The lawyer, who has not been named due to privacy laws, is being tried for fraud, attempted fraud, forgery of documents and lying under oath.
He denied the accusations and declined to make an opening statement to the court in the city of Aachen.
The racist attacks and murders carried out by the NSU between 2000 and 2006 were tried at the Munich Higher Regional Court for over five years.
According to the indictment, the lawyer managed to convince the Munich court of Keskin's existence by presenting false medical and psychological certificates and referring to alleged television images of the man, the German Redaktionsnetzwerk reported.
Because the trial lasted for so long, the lawyer took part in numerous negotiations and, according to the prosecution, was reimbursed for travel expenses and handed advances on meeting fees. However, the alleged fraud was revealed when the court summoned Meral Keskin to appear in-person.
Of the €211,000 in fees, he is only said to have repaid around €1,500 to the state treasury.
In addition to the charges related to the NSU attack, the lawyer is also being charged in connection with the2010 Loveparade disaster in Duisburg, which saw 21 people died by suffocation and hundreds more injured.

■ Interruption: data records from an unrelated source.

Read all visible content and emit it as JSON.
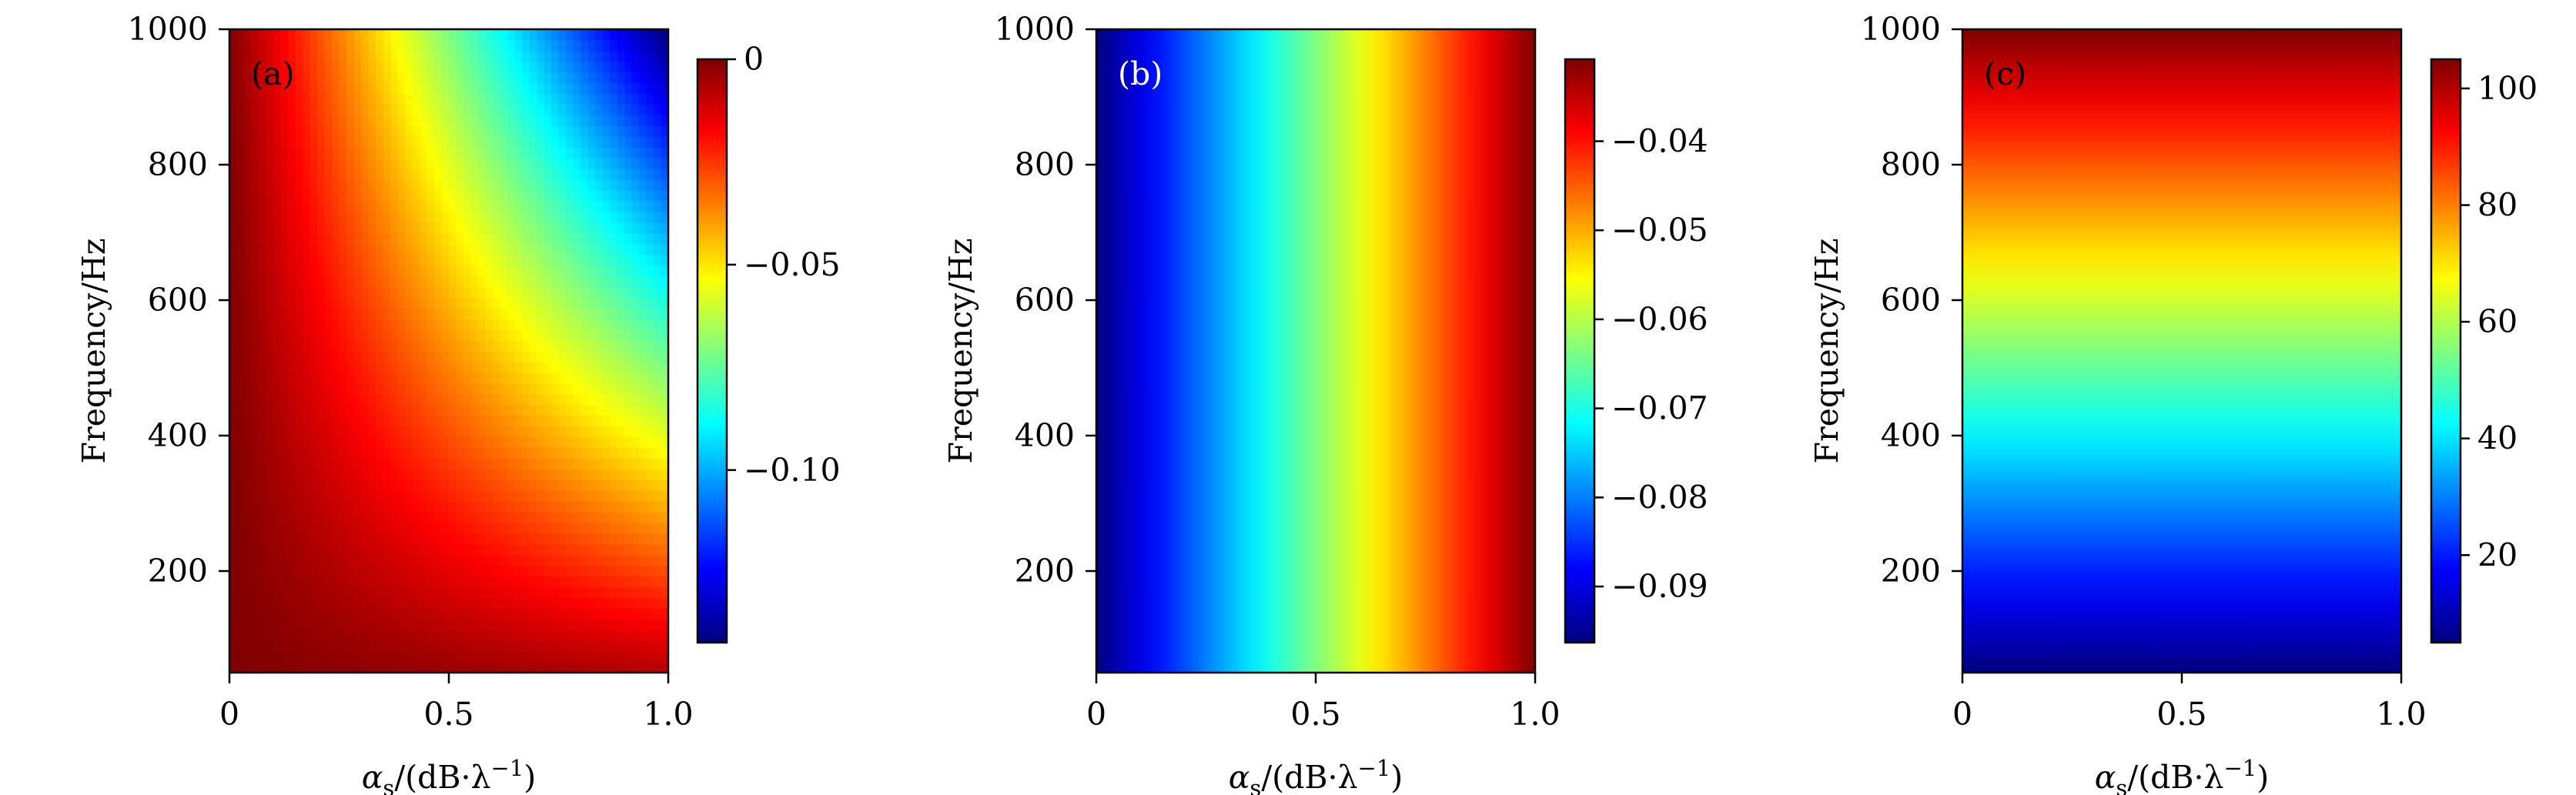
{
  "colormap_jet": [
    "#00007f",
    "#0000ff",
    "#007fff",
    "#00ffff",
    "#7fff7f",
    "#ffff00",
    "#ff7f00",
    "#ff0000",
    "#7f0000"
  ],
  "chart_data": [
    {
      "type": "heatmap",
      "panel_label": "(a)",
      "panel_label_color": "#000000",
      "xlabel": "α_s/(dB·λ^-1)",
      "xlabel_parts": {
        "base": "α",
        "sub": "s",
        "middle": "/(dB·λ",
        "sup": "−1",
        "end": ")"
      },
      "ylabel": "Frequency/Hz",
      "xlim": [
        0,
        1.0
      ],
      "ylim": [
        50,
        1000
      ],
      "xticks": [
        0,
        0.5,
        1.0
      ],
      "xtick_labels": [
        "0",
        "0.5",
        "1.0"
      ],
      "yticks": [
        200,
        400,
        600,
        800,
        1000
      ],
      "ytick_labels": [
        "200",
        "400",
        "600",
        "800",
        "1000"
      ],
      "field": "product",
      "colorbar": {
        "range": [
          -0.142,
          0
        ],
        "ticks": [
          0,
          -0.05,
          -0.1
        ],
        "tick_labels": [
          "0",
          "−0.05",
          "−0.10"
        ]
      }
    },
    {
      "type": "heatmap",
      "panel_label": "(b)",
      "panel_label_color": "#ffffff",
      "xlabel": "α_s/(dB·λ^-1)",
      "xlabel_parts": {
        "base": "α",
        "sub": "s",
        "middle": "/(dB·λ",
        "sup": "−1",
        "end": ")"
      },
      "ylabel": "Frequency/Hz",
      "xlim": [
        0,
        1.0
      ],
      "ylim": [
        50,
        1000
      ],
      "xticks": [
        0,
        0.5,
        1.0
      ],
      "xtick_labels": [
        "0",
        "0.5",
        "1.0"
      ],
      "yticks": [
        200,
        400,
        600,
        800,
        1000
      ],
      "ytick_labels": [
        "200",
        "400",
        "600",
        "800",
        "1000"
      ],
      "field": "x",
      "colorbar": {
        "range": [
          -0.0963,
          -0.0308
        ],
        "ticks": [
          -0.04,
          -0.05,
          -0.06,
          -0.07,
          -0.08,
          -0.09
        ],
        "tick_labels": [
          "−0.04",
          "−0.05",
          "−0.06",
          "−0.07",
          "−0.08",
          "−0.09"
        ]
      }
    },
    {
      "type": "heatmap",
      "panel_label": "(c)",
      "panel_label_color": "#000000",
      "xlabel": "α_s/(dB·λ^-1)",
      "xlabel_parts": {
        "base": "α",
        "sub": "s",
        "middle": "/(dB·λ",
        "sup": "−1",
        "end": ")"
      },
      "ylabel": "Frequency/Hz",
      "xlim": [
        0,
        1.0
      ],
      "ylim": [
        50,
        1000
      ],
      "xticks": [
        0,
        0.5,
        1.0
      ],
      "xtick_labels": [
        "0",
        "0.5",
        "1.0"
      ],
      "yticks": [
        200,
        400,
        600,
        800,
        1000
      ],
      "ytick_labels": [
        "200",
        "400",
        "600",
        "800",
        "1000"
      ],
      "field": "y",
      "colorbar": {
        "range": [
          5,
          105
        ],
        "ticks": [
          20,
          40,
          60,
          80,
          100
        ],
        "tick_labels": [
          "20",
          "40",
          "60",
          "80",
          "100"
        ]
      }
    }
  ]
}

The lawyer has been accused of unsuccessfully trying to represent an alleged victim of the incident. The victim in question existed, but no medical records existed pointing to injuries related to the event.
If convicted, he could face a fine or prison sentence of up to five years, according to a court spokesperson. The trial will also determine whether the defendant will be able to continue working as a lawyer.